Elections législatives 2017

Législatives : les candidats-chômeurs de Macron sont-ils vraiment tous sans emploi ?

Publié le 6 juin 2017 à 16h01, mis à jour le 6 juin 2017 à 17h18
Cette vidéo n'est plus disponible

Source : Sujet JT LCI

CHÔMAGE – En présentant sa première liste de candidats investis pour les législatives, La République en marche s’était targuée de présenter "2%" de personnes en "recherche d’emploi". À deux semaines du premier tour, nous avons décidé de nous intéresser à ces aspirants députés au chômage… qui se révèlent finalement moins nombreux qu’annoncé, et avec un profil bien éloigné de la majorité des inscrits à Pôle Emploi.

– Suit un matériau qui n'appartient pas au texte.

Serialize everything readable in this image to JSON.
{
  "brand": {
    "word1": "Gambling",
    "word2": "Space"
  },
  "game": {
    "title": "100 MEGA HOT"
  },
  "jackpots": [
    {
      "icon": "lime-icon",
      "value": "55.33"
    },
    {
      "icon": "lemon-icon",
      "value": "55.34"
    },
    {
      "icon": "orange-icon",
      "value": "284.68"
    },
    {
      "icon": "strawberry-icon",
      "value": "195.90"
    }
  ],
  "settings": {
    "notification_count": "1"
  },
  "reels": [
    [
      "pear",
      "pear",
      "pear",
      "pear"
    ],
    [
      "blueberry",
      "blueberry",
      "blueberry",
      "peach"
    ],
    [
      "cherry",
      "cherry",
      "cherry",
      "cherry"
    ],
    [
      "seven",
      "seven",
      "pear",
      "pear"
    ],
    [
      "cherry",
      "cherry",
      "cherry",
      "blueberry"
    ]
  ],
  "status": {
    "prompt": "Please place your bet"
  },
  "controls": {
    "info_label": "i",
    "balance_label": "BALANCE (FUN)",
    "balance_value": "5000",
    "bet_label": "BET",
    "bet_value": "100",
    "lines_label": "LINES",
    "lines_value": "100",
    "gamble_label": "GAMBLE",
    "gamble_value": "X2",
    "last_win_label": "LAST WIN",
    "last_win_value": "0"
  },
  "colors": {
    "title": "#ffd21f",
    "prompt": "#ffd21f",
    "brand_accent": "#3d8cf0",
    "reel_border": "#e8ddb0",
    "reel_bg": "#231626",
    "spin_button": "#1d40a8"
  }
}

Le 11 mai dernier, Richard Ferrand, alors responsable des investitures pour les législatives pour La République en Marche !, présentait une première liste de 428 candidats et se félicitait de leur diversité : engagement "tenu" sur les plans de la parité ou du renouvellement, vantait-il. Et parmi les plus de 50% d’heureux et heureuses élu(e)s issus de la société civile, soulignait-il notamment, "2% sont en recherche d’emploi".

Les 3 millions de chômeurs français bientôt représentés au Palais Bourbon ? La promesse était forte. Reste à voir si elle est et sera effectivement tenue.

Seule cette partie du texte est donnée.